Editorial Comment: Six years late, but kudos to Politburo

WE salute the Zanu-PF Politburo for finally baring its teeth by suspending national party spokesperson Rugare Gumbo and ousted renegade war veterans leader Jabulani Sibanda who had become the voices and faces of the underground lobby working to unseat President Mugabe despite the overwhelming mandate he received from millions of Zimbabweans countrywide, only last year.

What is more, President Mugabe launched and drove his own campaign. He mobilised his 61,09 percent and the party’s 73 percent share of the vote on the back of his appeal and charisma, only to have a certain clique of people that had been opposed to that polls after becoming too cosy with the MDC-T emerge and want to claim a mandate they did not earn, from an election they did not want.

Election 2013 was termed bhora mugedhi for a reason, it was the anti-thesis of the bhora musango that Vice President Mujuru and her Mavambo project drove in 2008. Bhora musango nearly drove the revolution off kilter as Zanu-PF was only saved by the constitutional requirement that set the threshold of 50 percent plus 1 for one to prevail in the presidential contest.

That is what necessitated the runoff that allowed the party to reconstitute itself outside its compromised structures to deliver the runoff.

It is was actually amazing that despite those subversive activities manifest in the self-defeating bhora musango in the run up to election 2008, nothing was done to the perpetrators.

While bhora musango condemned the country to four years of a dysfunctional inclusive Government, the sponsors of the self-destructive move were enjoying themselves as they warmed up to the MDC-T which is why they wanted to prolong the dysfunctional inclusive Government in the hope of stretching President Mugabe and progressive cadres in Zanu-PF for selfish ends.

These are the ‘moderates’ MDC-T leader Morgan Tsvangirai said he was in talks with for ‘a new Zimbabwe’.

We can’t, for the life of us, understand where Zanu-PF can be deemed to converge with the quisling MDC-T as currently constituted except for the purposes of political expediency.

Such shameless opportunism can never be tied down to a desire to consolidate the gains of the revolution, but a brazen wish to assuage the wishes of westerners who have been fighting to depose President Mugabe without success over the past 14 years.

The same forces again employed all manner of dirty tricks to influence the provincial elections last year which they somehow got the Politburo to uphold in the face of glaring shortcomings.

They employed the same modus operandi during the Youth Conference and got their way and appeared on course to do the same with the Women’s League before the timely entrance of First Lady Amai Grace Mugabe into mainstream politics.

This is why the First Lady’s nomination and endorsement to lead the Women’s League was met with such resistance from the bhora musango crew, and their media embeds orphaned by Tsvangirai’s fall from grace.

The bhora musango crew hoped to use their ill gotten influence to try to depose President Mugabe.

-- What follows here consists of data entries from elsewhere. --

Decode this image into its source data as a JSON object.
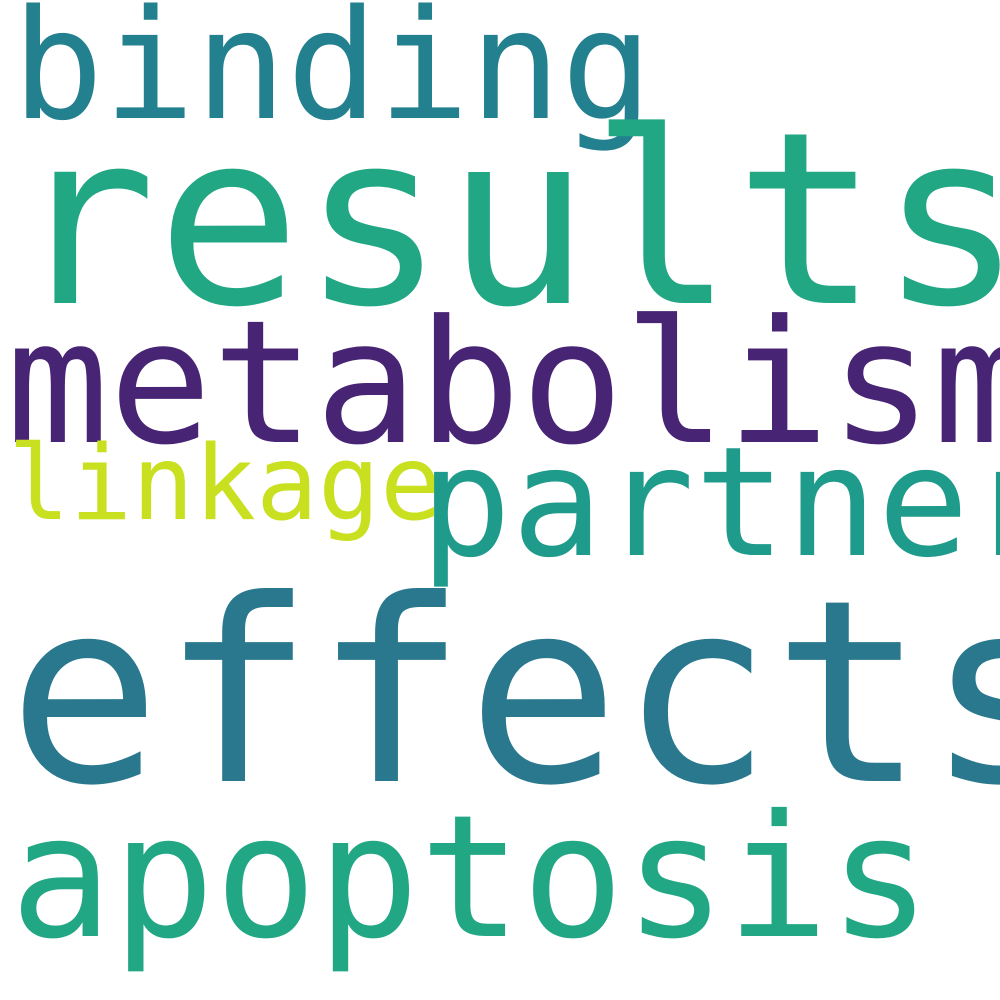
{
  "words": [
    {
      "id": "binding",
      "text": "binding",
      "color": "#23808e"
    },
    {
      "id": "results",
      "text": "results",
      "color": "#22a785"
    },
    {
      "id": "metabolism",
      "text": "metabolism",
      "color": "#482475"
    },
    {
      "id": "linkage",
      "text": "linkage",
      "color": "#c8e020"
    },
    {
      "id": "partner",
      "text": "partner",
      "color": "#1e9b8a"
    },
    {
      "id": "effects",
      "text": "effects",
      "color": "#2a788e"
    },
    {
      "id": "apoptosis",
      "text": "apoptosis",
      "color": "#22a785"
    }
  ]
}
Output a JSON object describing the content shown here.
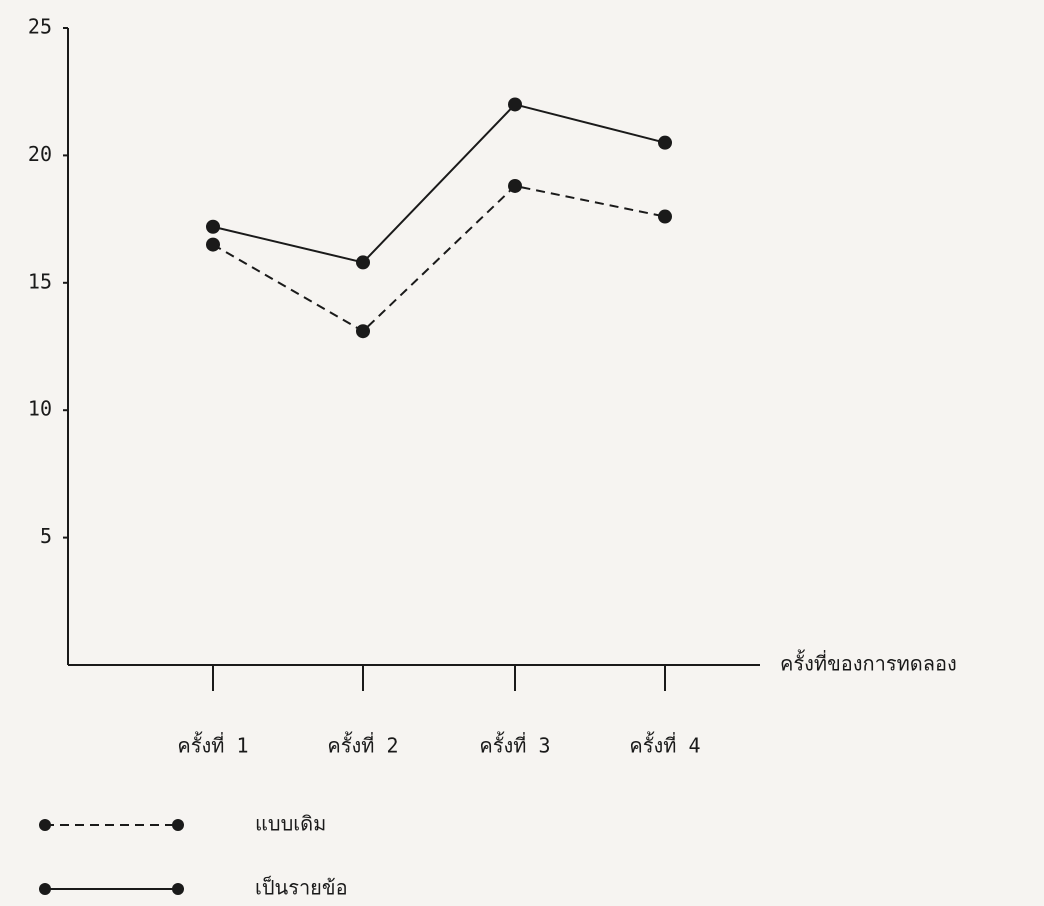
{
  "chart_data": {
    "type": "line",
    "x_label": "ครั้งที่ของการทดลอง",
    "categories": [
      "ครั้งที่ 1",
      "ครั้งที่ 2",
      "ครั้งที่ 3",
      "ครั้งที่ 4"
    ],
    "series": [
      {
        "name": "แบบเดิม",
        "color": "#1a1a1a",
        "line_style": "dashed",
        "values": [
          16.5,
          13.1,
          18.8,
          17.6
        ]
      },
      {
        "name": "เป็นรายข้อ",
        "color": "#1a1a1a",
        "line_style": "solid",
        "values": [
          17.2,
          15.8,
          22.0,
          20.5
        ]
      }
    ],
    "ylim": [
      0,
      25
    ],
    "yticks": [
      5,
      10,
      15,
      20,
      25
    ],
    "grid": false
  }
}
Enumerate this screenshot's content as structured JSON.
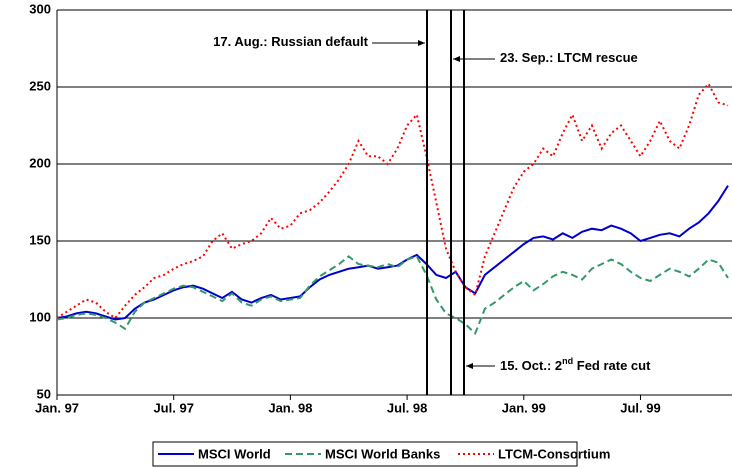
{
  "chart_data": {
    "type": "line",
    "categories": [
      "Jan. 97",
      null,
      null,
      null,
      null,
      null,
      null,
      null,
      null,
      null,
      null,
      null,
      "Jul. 97",
      null,
      null,
      null,
      null,
      null,
      null,
      null,
      null,
      null,
      null,
      null,
      "Jan. 98",
      null,
      null,
      null,
      null,
      null,
      null,
      null,
      null,
      null,
      null,
      null,
      "Jul. 98",
      null,
      null,
      null,
      null,
      null,
      null,
      null,
      null,
      null,
      null,
      null,
      "Jan. 99",
      null,
      null,
      null,
      null,
      null,
      null,
      null,
      null,
      null,
      null,
      null,
      "Jul. 99",
      null,
      null,
      null,
      null,
      null,
      null,
      null,
      null,
      null
    ],
    "series": [
      {
        "name": "MSCI World",
        "color": "#0000cc",
        "dash": "solid",
        "values": [
          100,
          101,
          103,
          104,
          103,
          101,
          99,
          100,
          106,
          110,
          112,
          115,
          118,
          120,
          121,
          119,
          116,
          113,
          117,
          112,
          110,
          113,
          115,
          112,
          113,
          114,
          120,
          125,
          128,
          130,
          132,
          133,
          134,
          132,
          133,
          134,
          138,
          141,
          135,
          128,
          126,
          130,
          120,
          116,
          128,
          133,
          138,
          143,
          148,
          152,
          153,
          151,
          155,
          152,
          156,
          158,
          157,
          160,
          158,
          155,
          150,
          152,
          154,
          155,
          153,
          158,
          162,
          168,
          176,
          186
        ]
      },
      {
        "name": "MSCI World Banks",
        "color": "#339966",
        "dash": "dashed",
        "values": [
          99,
          100,
          102,
          103,
          102,
          100,
          97,
          93,
          104,
          110,
          113,
          116,
          119,
          121,
          120,
          117,
          114,
          111,
          116,
          110,
          108,
          112,
          114,
          111,
          112,
          113,
          121,
          127,
          131,
          135,
          140,
          135,
          134,
          133,
          135,
          133,
          138,
          140,
          128,
          112,
          103,
          100,
          96,
          90,
          106,
          110,
          115,
          120,
          124,
          118,
          122,
          127,
          130,
          128,
          125,
          132,
          135,
          138,
          135,
          130,
          126,
          124,
          128,
          132,
          130,
          127,
          132,
          138,
          136,
          126
        ]
      },
      {
        "name": "LTCM-Consortium",
        "color": "#ff0000",
        "dash": "dotted",
        "values": [
          100,
          104,
          108,
          112,
          110,
          104,
          100,
          108,
          115,
          120,
          126,
          128,
          132,
          135,
          137,
          140,
          150,
          155,
          145,
          148,
          150,
          155,
          165,
          158,
          160,
          168,
          170,
          175,
          182,
          190,
          200,
          215,
          205,
          205,
          200,
          210,
          225,
          232,
          205,
          175,
          145,
          130,
          120,
          115,
          140,
          155,
          170,
          185,
          195,
          200,
          210,
          205,
          220,
          232,
          215,
          225,
          210,
          220,
          225,
          215,
          205,
          215,
          228,
          215,
          210,
          225,
          245,
          252,
          240,
          238
        ]
      }
    ],
    "ylim": [
      50,
      300
    ],
    "yticks": [
      50,
      100,
      150,
      200,
      250,
      300
    ],
    "grid": true,
    "legend": "bottom",
    "annotations": [
      {
        "text": [
          "17. Aug.: Russian default"
        ]
      },
      {
        "text": [
          "23. Sep.: LTCM rescue"
        ]
      },
      {
        "text": [
          "15. Oct.: 2",
          "nd",
          " Fed rate cut"
        ]
      }
    ]
  }
}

This is why Rugare Gumbo came out saying succession (read regime change) was the critical issue facing the elective Congress.

They had become that daring, that brazen which is why the Politburo’s decision to suspend Rugare Gumbo and Enoch Porusingazi, and expel Jabulani Sibanda was telling and progressive.

Though it was six years too late, it came at the right time.

What the party leadership has started should morph into a full clean-up operation that takes out all the bad apples so that the post-Congress period can see the party dedicate its attention and energy towards fulfilling the noble objectives of Zim-Asset.

Zanu-PF can ill afford the luxury of sparring with internal and external enemies as Zim-Asset requires the spirit of not only Team Zanu-PF but Team Zimbabwe with every citizen doing their bit to contribute to the collective in line with the Gestalt philosophy that holds that the whole is greater than the sum of its parts.